Don’t get me wrong, I myself want to work in magazines, and I don’t want to tar them all with the same brush, or say that absolutely everything held within their covers is complete rubbish. While I am a deeply committed follower of the gloriousness that is Psychologies Magazine, I will happily admit that an evening in with Glamour (which, despite its title, in this country delivers a less-shallow or aggravating read than competitor Marie Claire, which has gone seriously downhill into shameless fashion-adoration in recent years) can be a light, if intellectually unchallenging, way to unwind.
As has been said at length already by many others more skilled with a keyboard than me, being a feminist doesn’t mean rejecting all the trappings of womanhood, and never appreciating the relevance of stories on PMS, dating, which mascara will help you look less shattered of a morning, methods of contraception, whether to have kids now or later, and bemoaning the shit boys do while looking heart-meltingly hot in jeans*.
But a passing appreciation for all that jazz doesn’t mean that I don’t share the Vagenda writers’ deep disdain for the ridiculously patronising way certain publications talk to their readers: the shameless advertising that goes against all the ‘love yourself’ messages that the editorials ostensibly proclaim; the sycophantic celebrity interviews or the constant ‘diet’ advice.

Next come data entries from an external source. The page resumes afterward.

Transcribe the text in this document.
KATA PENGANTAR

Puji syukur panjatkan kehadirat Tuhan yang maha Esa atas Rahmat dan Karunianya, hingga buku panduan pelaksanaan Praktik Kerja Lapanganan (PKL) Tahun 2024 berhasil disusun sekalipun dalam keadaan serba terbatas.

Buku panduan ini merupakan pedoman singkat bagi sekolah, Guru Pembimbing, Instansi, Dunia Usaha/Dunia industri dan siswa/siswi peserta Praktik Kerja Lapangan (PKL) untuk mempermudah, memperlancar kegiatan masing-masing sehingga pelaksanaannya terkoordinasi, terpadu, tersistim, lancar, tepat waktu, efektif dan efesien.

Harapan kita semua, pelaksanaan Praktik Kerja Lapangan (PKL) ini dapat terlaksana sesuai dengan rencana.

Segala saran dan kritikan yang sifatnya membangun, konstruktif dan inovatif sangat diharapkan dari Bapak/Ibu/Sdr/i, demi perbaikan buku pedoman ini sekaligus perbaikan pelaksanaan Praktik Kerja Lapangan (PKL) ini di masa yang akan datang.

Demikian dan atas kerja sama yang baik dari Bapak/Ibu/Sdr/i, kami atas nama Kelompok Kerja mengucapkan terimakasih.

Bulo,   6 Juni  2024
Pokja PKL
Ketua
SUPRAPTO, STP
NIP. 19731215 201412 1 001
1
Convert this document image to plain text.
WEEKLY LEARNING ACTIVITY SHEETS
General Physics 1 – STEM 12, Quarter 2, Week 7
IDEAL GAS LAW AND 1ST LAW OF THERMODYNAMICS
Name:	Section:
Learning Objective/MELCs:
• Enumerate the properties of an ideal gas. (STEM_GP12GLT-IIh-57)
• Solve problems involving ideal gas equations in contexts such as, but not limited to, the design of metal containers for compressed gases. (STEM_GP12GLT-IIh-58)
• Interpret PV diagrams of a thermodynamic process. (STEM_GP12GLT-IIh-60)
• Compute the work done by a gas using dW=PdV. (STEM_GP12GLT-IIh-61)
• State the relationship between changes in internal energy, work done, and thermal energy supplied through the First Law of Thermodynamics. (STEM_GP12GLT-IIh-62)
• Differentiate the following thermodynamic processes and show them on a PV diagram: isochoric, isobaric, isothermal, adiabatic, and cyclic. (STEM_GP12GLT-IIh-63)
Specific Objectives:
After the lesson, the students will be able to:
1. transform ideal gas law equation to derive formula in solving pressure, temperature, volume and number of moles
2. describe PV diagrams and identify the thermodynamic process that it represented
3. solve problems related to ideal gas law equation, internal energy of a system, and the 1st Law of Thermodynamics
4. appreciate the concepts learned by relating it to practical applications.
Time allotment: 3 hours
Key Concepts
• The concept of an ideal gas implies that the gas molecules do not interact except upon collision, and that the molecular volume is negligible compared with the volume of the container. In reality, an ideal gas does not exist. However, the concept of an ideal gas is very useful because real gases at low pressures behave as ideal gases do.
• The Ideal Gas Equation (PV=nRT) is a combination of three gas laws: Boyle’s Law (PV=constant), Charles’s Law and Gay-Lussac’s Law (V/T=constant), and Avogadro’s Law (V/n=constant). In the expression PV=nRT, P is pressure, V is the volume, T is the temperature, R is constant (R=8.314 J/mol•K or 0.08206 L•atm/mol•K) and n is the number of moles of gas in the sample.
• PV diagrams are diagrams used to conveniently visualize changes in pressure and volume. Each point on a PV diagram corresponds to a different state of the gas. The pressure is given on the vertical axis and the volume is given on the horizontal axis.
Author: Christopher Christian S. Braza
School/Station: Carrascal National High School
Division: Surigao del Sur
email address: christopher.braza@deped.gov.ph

The often-demeaning and simplistic suggestions dished out as a response to ‘women’s problems’; the token ‘politics and investigative journalism’ features that get a grand total of one-to-two pages sandwiched between the never-ending fashion ‘must-haves’ ‒ and above all, the slightly unhinged obsession with beauty, makeup and clothes that cost more than the average person’s living wage, which for some ridiculous reason have been deemed as only looking worthwhile on a size 6, five foot eleven model (or, worse, some ‘curvy’ woman held up for all as having the new ‘perfect body’ ideal, each time as unattainable for millions of women than the last).
And don’t even get me started on the slow inexorable slide from initially-ironic usage of words such as ‘OMG!!!!’, to the full-blown daily shitstorm of utterly vacuous, ‘so totes amaze’ bollocks and other linguistic gems designed to reduce the female reader to little more than a well-dressed, simpering creature of consumption with nought but a passing interest in anything remotely meaningful or even mildly grammatical. It started the day Glamour put ‘OMG’ on its front cover, and it’s been on a downward spiral ever since.